Another method I tried was subtracting the equations from each other, but this did not lead to anything useful.
I gave everything to Wolframalpha, but it took too long, and required Wolframalpha pro to get more processing time, which I do not have.
My friends could not help me, or had no time, or are busy helping at the moment. Friends of friends did not very well. I guess facebook is not always the best option.

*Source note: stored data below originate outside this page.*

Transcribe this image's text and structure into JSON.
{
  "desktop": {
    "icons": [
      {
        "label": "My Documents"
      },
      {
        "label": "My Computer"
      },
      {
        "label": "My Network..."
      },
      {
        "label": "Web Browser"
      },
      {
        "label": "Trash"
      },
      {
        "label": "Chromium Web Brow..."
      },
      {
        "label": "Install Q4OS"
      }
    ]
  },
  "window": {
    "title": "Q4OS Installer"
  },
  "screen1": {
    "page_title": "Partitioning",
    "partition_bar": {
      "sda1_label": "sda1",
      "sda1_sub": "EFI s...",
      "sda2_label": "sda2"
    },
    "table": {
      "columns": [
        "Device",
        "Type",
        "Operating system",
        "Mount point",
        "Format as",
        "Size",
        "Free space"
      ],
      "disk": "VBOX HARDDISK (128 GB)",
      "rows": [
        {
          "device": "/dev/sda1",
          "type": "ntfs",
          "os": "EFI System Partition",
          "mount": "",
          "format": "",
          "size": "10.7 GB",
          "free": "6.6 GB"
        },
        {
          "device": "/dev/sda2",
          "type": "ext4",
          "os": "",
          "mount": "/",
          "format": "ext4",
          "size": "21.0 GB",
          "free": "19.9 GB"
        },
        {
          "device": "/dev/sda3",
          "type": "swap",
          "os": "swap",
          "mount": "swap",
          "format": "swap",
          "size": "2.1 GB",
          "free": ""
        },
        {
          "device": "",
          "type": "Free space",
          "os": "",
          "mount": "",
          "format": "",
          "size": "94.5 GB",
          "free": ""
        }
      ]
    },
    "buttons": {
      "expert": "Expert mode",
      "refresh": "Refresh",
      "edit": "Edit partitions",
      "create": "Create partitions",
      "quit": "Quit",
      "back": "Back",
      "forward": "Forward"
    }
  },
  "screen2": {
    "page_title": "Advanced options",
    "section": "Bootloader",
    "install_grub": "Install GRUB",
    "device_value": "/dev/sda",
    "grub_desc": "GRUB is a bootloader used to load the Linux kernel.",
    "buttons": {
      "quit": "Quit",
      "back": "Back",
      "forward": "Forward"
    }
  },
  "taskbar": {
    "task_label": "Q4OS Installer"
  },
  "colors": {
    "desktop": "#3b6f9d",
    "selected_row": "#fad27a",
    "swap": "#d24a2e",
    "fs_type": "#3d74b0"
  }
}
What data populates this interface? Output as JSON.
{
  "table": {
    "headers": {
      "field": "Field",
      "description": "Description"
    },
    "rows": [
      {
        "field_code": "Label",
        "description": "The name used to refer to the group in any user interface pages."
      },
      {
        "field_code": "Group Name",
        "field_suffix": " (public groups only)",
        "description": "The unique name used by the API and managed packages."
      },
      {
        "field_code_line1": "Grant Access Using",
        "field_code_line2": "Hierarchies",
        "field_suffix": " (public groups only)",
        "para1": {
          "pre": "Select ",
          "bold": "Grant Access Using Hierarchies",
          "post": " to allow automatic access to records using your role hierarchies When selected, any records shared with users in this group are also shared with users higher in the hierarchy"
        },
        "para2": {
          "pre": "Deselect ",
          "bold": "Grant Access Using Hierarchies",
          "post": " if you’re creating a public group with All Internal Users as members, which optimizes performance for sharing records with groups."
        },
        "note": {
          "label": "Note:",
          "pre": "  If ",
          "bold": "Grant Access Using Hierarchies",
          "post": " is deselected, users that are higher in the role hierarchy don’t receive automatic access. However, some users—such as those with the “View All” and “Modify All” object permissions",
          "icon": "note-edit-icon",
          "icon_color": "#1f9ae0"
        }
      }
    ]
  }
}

I searched Stackexchange using solve system of quadratic equations, and I found some questions. However, these did not give my enough insight to solve my own problem.
Context
The project I am working on, is about locating an object in three dimensional space. I do this by connecting three LDRs, which react to light, to an Arduino microcontroller. This controller is then connected to my computer, where I do the actual calculations, and simulate everything in a 3D scene. When I take my flashlight and shine light, I use the values from the LDRs, together with the assumption that the flashlight is at a fixed distance from the center of the LDRs, to approximate the location of the flashlight.
Best Answer
Yes, it is doable. Recall your first equation,
$$x^2+y^2+z^2 = r^2$$
More generally, define,
$$x_k^2+y_k^2+z_k^2 = s_k$$
Expand your first $i$ equation,
$$\begin{aligned} i/i_1\;&= (x-x_1)^2+(y-y_1)^2+(z-z_1)^2\\ &=\color{brown}{(x^2+y^2+z^2)}+\color{brown}{(x_1^2+y_1^2+z_1^2)}-2x_1 x-2y_1 y-2z_1 z\\ &=\color{brown}{r^2}+\color{brown}{s_1}-2x_1 x-2y_1 y-2z_1 z \end{aligned}$$
In short, expanding your three $i$ equations, you will get a system only linear in $x,y,z$,
$$i/i_1 = r^2+s_1-2x_1\,\color{blue}x-2y_1\,\color{blue}y-2z_1\,\color{blue}z\tag1$$
$$i/i_2 = r^2+s_2-2x_2\,\color{blue}x-2y_2\,\color{blue}y-2z_2\,\color{blue}z\tag2$$
$$i/i_3 = r^2+s_3-2x_3\,\color{blue}x-2y_3\,\color{blue}y-2z_3\,\color{blue}z\tag3$$
I'm sure you know how to solve for $x,y,z$ in those three. After doing so, substitute the expressions into,
$$x^2+y^2+z^2 = r^2\tag4$$
and you will end up with a quadratic in your last unknown $i$ expressed solely in the arbitrary values $r,\, i_k,\, x_k,\, y_k,\, z_k$.